For the past several days I’ve been trying to convince myself that I don’t need him; telling myself that I’m fine without him and that there are other men out there that can make me as happy as he did; however, my experiences over the weekend have pointed my thoughts in another direction…
I took a little trip to a few lounges over the weekend and was reminded of how many idiots are out there. I won’t lie and say that I didn’t somewhat enjoy men pursuing me and showing me attention – it provided with a much needed ego boost. However, just about every one of them followed a compliment with something completely inappropriate like, “Damn girl, where did you get all that ass”, or “I gotta piss like a race horse”, or “You look good as shit, why are you standing here are alone”…which 9 times out of ten was followed by an unwarranted physical gesture of some sort; i.e. touching my shoulder and/or arm.
I have no desire to date again, I didn’t want to date when I met “Southern Gentleman”; he just kind of fell into my life the right time in the way that I needed in order for me to be vulnerable. I cannot imagine opening m y heart to someone else the way that I have with him. I can’t imagine another person more deserving of my love and kindness… certainly not any of the fools I met over the weekend.
Having those aforementioned experiences over the weekend reminded me of how wonderful he is. Clearly he has some qualities that I prefer he didn’t… but nobody is perfect. Whatever his drawbacks are, I feel that he has what I need in a man in order to be truly happy and I feel like I possess those same qualities for him. I’ve never been so connected with anyone and I don’t want to lose that.
He made massive mistakes before me, I can’t bring myself to continue to prosecute him for things he did prior to our relationship; and I can’t keep wishing that I wasn’t going through this, and that he could just go back and remediate his mistake because it’s not possible. I need to decide if I can deal with this or not… and everyday my mind changes.

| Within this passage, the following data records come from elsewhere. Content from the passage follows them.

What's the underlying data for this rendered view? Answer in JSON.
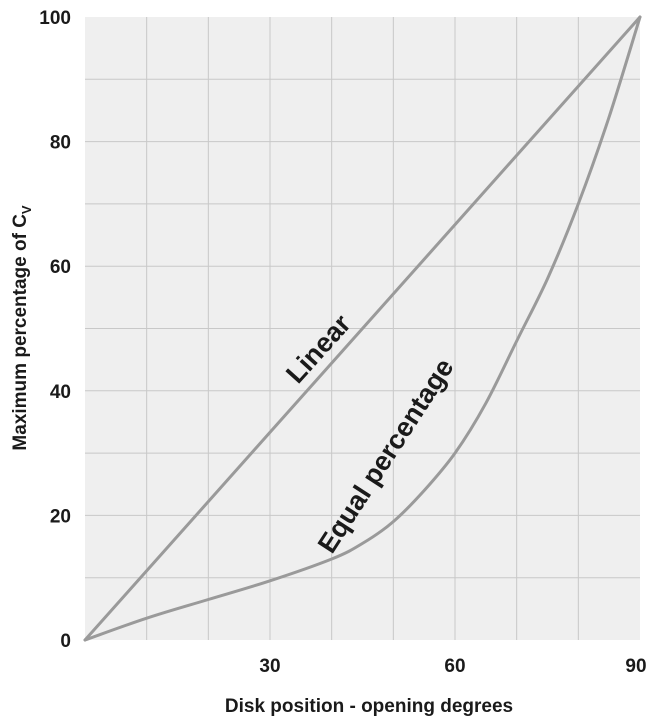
{
  "chart_data": {
    "type": "line",
    "xlabel": "Disk position - opening degrees",
    "ylabel": "Maximum percentage of C",
    "ylabel_subscript": "V",
    "xlim": [
      0,
      90
    ],
    "ylim": [
      0,
      100
    ],
    "x_tick_labels": [
      "30",
      "60",
      "90"
    ],
    "y_tick_labels": [
      "0",
      "20",
      "40",
      "60",
      "80",
      "100"
    ],
    "grid": true,
    "series": [
      {
        "name": "Linear",
        "color": "#9a9a9a",
        "x": [
          0,
          90
        ],
        "y": [
          0,
          100
        ]
      },
      {
        "name": "Equal percentage",
        "color": "#9a9a9a",
        "x": [
          0,
          10,
          20,
          30,
          40,
          45,
          50,
          55,
          60,
          65,
          70,
          75,
          80,
          85,
          90
        ],
        "y": [
          0,
          3.5,
          6.5,
          9.5,
          13,
          15.5,
          19,
          24,
          30,
          38,
          48,
          58,
          70,
          84,
          100
        ]
      }
    ]
  }
}
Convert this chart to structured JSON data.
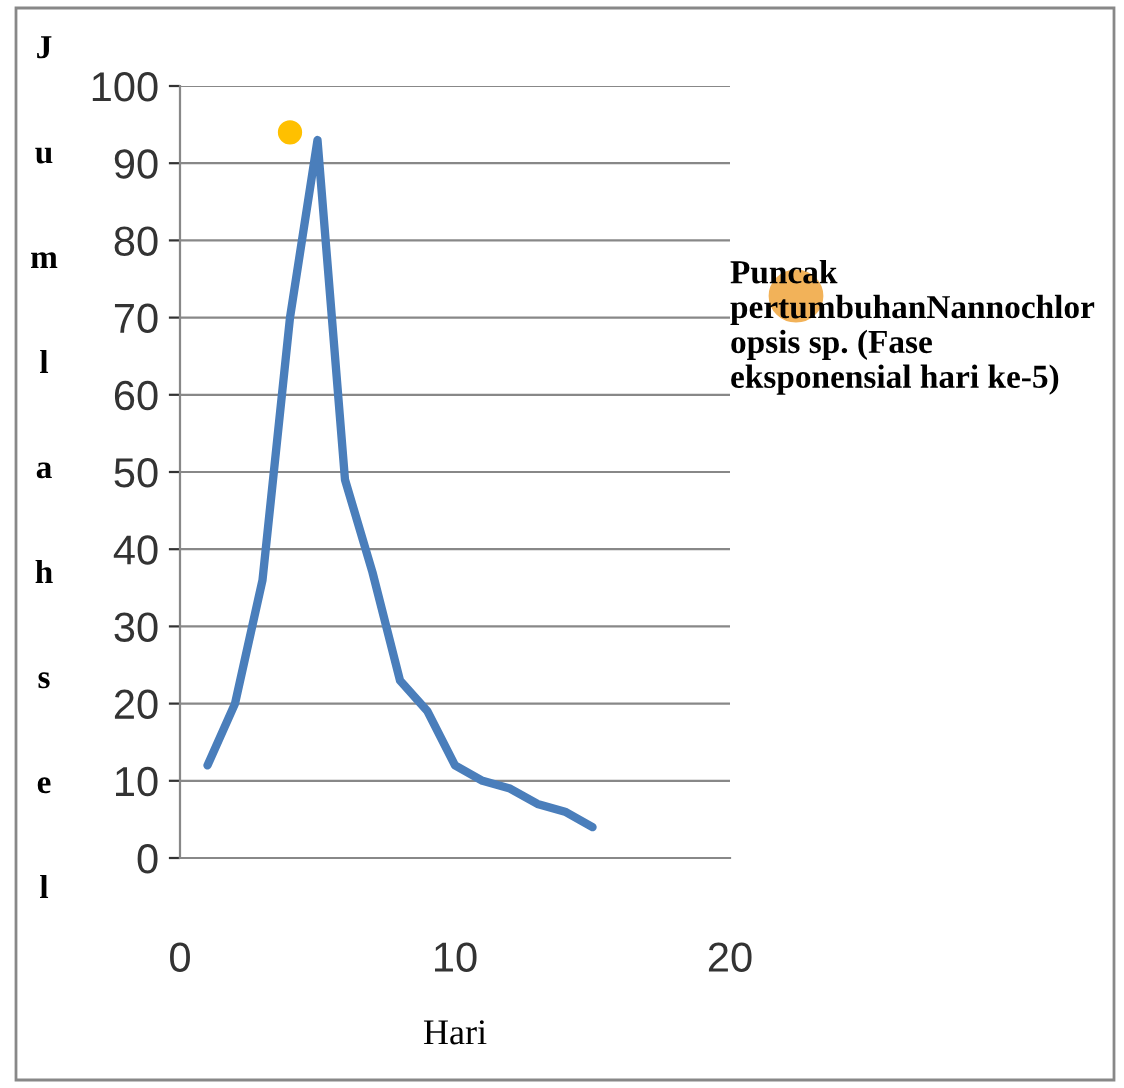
{
  "chart_data": {
    "type": "line",
    "xlabel": "Hari",
    "ylabel": "Jumlah sel",
    "series": [
      {
        "color": "#4a7ebb",
        "x": [
          1,
          2,
          3,
          4,
          5,
          6,
          7,
          8,
          9,
          10,
          11,
          12,
          13,
          14,
          15
        ],
        "values": [
          12,
          20,
          36,
          70,
          93,
          49,
          37,
          23,
          19,
          12,
          10,
          9,
          7,
          6,
          4
        ]
      },
      {
        "type": "scatter",
        "marker": "circle",
        "color": "#ffc000",
        "x": [
          4
        ],
        "values": [
          94
        ]
      }
    ],
    "annotations": [
      "Puncak pertumbuhanNannochloropsis sp. (Fase eksponensial hari ke-5)"
    ],
    "xlim": [
      0,
      20
    ],
    "xticks": [
      0,
      10,
      20
    ],
    "ylim": [
      0,
      100
    ],
    "yticks": [
      0,
      10,
      20,
      30,
      40,
      50,
      60,
      70,
      80,
      90,
      100
    ],
    "grid": "y",
    "marker": "none",
    "line_style": "solid"
  }
}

I’m not afraid to be alone, and I don’t think I will be hopeless and miserable without him. I know how to make myself happy; and I know only a fool looks to someone else to give their life purpose and fulfillment – I don’t need him for any of that. I don’t need him at all, but I want him. And I could go on with my life, and be successful and happy without him, but I don’t want to. I want him there… I want him here.